SSLCipherSuite EECDH+AESGCM:EDH+AESGCM:AES256+EECDH:AES256+EDH:ECDHE-RSA-AES256-GCM-SHA384:ECDHE-RSA-AES128-GCM-SHA256:DHE-RSA-AES256-GCM-SHA384:DHE-RSA-AES128-GCM-SHA256:ECDHE-RSA-AES256-SHA384:ECDHE-RSA-AES128-SHA256:ECDHE-RSA-AES256-SHA:ECDHE-RSA-AES128-SHA:DHE-RSA-AES256-SHA256:DHE-RSA-AES128-SHA256:DHE-RSA-AES256-SHA:DHE-RSA-AES128-SHA:ECDHE-RSA-DES-CBC3-SHA:EDH-RSA-DES-CBC3-SHA:AES256-GCM-SHA384:AES128-GCM-SHA256:AES256-SHA256:AES128-SHA256:AES256-SHA:AES128-SHA:DES-CBC3-SHA:HIGH:!aNULL:!eNULL:!EXPORT:!DES:!MD5:!PSK:!RC4
SSLHonorCipherOrder on

 

And here’s the same configuration for Nginx:

ssl_ciphers 'EECDH+AESGCM:EDH+AESGCM:AES256+EECDH:AES256+EDH';
ssl_prefer_server_ciphers on;

The recommended cipher suite for backwards compatibility (IE6/WinXP):

ssl_ciphers "EECDH+AESGCM:EDH+AESGCM:AES256+EECDH:AES256+EDH:ECDHE-RSA-AES256-GCM-SHA384:ECDHE-RSA-AES128-GCM-SHA256:DHE-RSA-AES256-GCM-SHA384:DHE-RSA-AES128-GCM-SHA256:ECDHE-RSA-AES256-SHA384:ECDHE-RSA-AES128-SHA256:ECDHE-RSA-AES256-SHA:ECDHE-RSA-AES128-SHA:DHE-RSA-AES256-SHA256:DHE-RSA-AES128-SHA256:DHE-RSA-AES256-SHA:DHE-RSA-AES128-SHA:ECDHE-RSA-DES-CBC3-SHA:EDH-RSA-DES-CBC3-SHA:AES256-GCM-SHA384:AES128-GCM-SHA256:AES256-SHA256:AES128-SHA256:AES256-SHA:AES128-SHA:DES-CBC3-SHA:HIGH:!aNULL:!eNULL:!EXPORT:!DES:!MD5:!PSK:!RC4";
ssl_prefer_server_ciphers on;

If your version of OpenSSL is old, unavailable ciphers will be discarded automatically. Always use the full ciphersuite above and let OpenSSL pick the ones it supports.
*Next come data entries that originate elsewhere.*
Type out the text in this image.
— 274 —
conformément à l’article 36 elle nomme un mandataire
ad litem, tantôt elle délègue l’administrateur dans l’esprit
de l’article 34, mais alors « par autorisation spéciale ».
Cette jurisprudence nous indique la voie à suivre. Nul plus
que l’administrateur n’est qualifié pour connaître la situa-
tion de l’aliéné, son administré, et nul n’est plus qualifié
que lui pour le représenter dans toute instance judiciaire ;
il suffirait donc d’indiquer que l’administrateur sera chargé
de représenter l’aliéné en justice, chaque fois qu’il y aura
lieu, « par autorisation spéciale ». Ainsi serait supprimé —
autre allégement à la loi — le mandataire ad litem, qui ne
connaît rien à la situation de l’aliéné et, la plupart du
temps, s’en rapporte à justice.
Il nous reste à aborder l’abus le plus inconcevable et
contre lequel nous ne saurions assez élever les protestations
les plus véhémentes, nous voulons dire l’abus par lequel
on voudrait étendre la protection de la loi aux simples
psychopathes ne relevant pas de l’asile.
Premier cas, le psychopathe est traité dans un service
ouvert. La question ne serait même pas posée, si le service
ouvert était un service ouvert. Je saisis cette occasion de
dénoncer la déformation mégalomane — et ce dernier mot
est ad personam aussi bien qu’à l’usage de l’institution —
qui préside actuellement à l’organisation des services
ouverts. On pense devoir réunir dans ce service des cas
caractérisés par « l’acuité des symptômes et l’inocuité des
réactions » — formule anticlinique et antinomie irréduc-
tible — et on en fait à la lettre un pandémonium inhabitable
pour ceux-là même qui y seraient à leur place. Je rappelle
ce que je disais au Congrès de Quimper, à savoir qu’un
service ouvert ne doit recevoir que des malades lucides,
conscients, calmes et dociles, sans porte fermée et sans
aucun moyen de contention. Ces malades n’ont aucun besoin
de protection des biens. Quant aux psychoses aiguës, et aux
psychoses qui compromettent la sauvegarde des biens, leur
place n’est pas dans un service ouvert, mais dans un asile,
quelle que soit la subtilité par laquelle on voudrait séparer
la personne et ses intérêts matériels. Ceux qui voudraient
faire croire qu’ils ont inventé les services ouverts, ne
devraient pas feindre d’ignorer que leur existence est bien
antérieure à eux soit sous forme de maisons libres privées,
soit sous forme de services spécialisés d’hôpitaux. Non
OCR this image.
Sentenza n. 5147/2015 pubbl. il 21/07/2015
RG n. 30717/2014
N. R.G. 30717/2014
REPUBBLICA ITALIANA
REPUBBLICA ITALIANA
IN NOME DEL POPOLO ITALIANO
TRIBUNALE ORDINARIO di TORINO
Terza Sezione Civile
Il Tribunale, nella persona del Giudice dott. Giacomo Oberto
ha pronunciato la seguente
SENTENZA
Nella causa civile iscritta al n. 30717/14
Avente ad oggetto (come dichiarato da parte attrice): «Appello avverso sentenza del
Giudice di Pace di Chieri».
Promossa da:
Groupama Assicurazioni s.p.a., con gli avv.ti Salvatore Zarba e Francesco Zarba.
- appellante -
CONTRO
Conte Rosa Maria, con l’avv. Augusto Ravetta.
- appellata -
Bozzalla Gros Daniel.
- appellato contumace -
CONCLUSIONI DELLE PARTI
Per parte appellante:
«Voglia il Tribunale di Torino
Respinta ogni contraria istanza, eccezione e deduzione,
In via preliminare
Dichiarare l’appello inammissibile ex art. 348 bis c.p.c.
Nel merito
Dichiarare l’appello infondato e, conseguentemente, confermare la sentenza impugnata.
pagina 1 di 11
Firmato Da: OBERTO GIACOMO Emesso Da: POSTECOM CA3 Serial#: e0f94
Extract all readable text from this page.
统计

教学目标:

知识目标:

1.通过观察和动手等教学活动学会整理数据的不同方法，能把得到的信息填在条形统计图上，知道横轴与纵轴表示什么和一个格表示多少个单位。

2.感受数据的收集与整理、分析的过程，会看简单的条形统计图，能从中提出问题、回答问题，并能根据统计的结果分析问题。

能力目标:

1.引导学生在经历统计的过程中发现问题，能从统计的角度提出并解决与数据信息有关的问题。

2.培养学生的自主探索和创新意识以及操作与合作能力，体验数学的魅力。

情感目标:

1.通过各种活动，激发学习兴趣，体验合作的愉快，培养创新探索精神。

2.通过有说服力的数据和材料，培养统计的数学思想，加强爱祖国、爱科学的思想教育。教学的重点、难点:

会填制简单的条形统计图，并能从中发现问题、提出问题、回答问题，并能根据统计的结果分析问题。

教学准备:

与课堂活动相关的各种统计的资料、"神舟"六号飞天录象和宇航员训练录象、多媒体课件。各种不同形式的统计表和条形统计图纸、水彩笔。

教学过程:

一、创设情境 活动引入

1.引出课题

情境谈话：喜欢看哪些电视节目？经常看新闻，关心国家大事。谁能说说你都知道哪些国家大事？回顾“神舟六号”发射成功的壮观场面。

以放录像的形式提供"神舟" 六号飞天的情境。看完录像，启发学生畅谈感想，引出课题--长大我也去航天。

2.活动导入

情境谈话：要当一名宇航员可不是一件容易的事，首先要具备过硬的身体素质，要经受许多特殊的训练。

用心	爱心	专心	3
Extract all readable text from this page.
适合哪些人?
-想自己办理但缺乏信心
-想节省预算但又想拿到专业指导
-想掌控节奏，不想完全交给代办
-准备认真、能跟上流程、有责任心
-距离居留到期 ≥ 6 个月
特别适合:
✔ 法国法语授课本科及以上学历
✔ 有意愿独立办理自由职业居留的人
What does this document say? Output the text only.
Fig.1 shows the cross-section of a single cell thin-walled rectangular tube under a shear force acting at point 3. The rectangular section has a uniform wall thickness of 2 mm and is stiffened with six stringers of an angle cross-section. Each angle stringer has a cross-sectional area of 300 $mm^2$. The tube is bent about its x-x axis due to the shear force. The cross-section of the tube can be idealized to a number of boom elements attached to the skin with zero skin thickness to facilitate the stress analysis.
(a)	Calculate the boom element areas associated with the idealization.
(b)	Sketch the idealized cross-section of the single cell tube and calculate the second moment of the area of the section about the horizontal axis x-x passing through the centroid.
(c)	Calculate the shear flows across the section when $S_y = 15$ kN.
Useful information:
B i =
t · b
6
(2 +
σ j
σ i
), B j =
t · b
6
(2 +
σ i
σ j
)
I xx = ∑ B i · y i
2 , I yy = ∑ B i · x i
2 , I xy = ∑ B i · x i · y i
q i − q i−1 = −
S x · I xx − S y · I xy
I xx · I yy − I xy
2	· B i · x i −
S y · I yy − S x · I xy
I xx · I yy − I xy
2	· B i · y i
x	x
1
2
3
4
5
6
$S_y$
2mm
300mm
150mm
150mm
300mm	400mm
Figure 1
The ordering of a ciphersuite is very important because it decides which algorithms are going to be selected in priority. The recommendation above prioritizes algorithms that provide perfect forward secrecy.

 

Prioritization logic

ECDHE+AESGCM ciphers are selected first. These are TLS 1.2 ciphers and not widely supported at the moment. No known attack currently target these ciphers.
PFS ciphersuites are preferred, with ECDHE first, then DHE.
AES 128 is preferred to AES 256.  At the moment, AES128 is preferred, because it provides good security, is really fast, and seems to be more resistant to timing attacks.
In the backward compatible ciphersuite, AES is preferred to 3DES. BEAST attacks on AES are mitigated in TLS 1.1 and above, and difficult to achieve in TLS 1.0. In the non-backward compatible ciphersuite, 3DES is not present.
RC4 is removed entirely. 3DES is used for backward compatibility

 

Protocol Support: SSL or no SSL

To prevent downgrade attacks and poodle attack, we will also disable old SSL protocols

For Apache:

SSLProtocol all -SSLv2 -SSLv3

For Nginx:

ssl_protocols TLSv1 TLSv1.1 TLSv1.2;

This disables all versions of SSL, enabling only TLS 1.0 and up. All versions of Chrome and Firefox support at least TLS 1.0.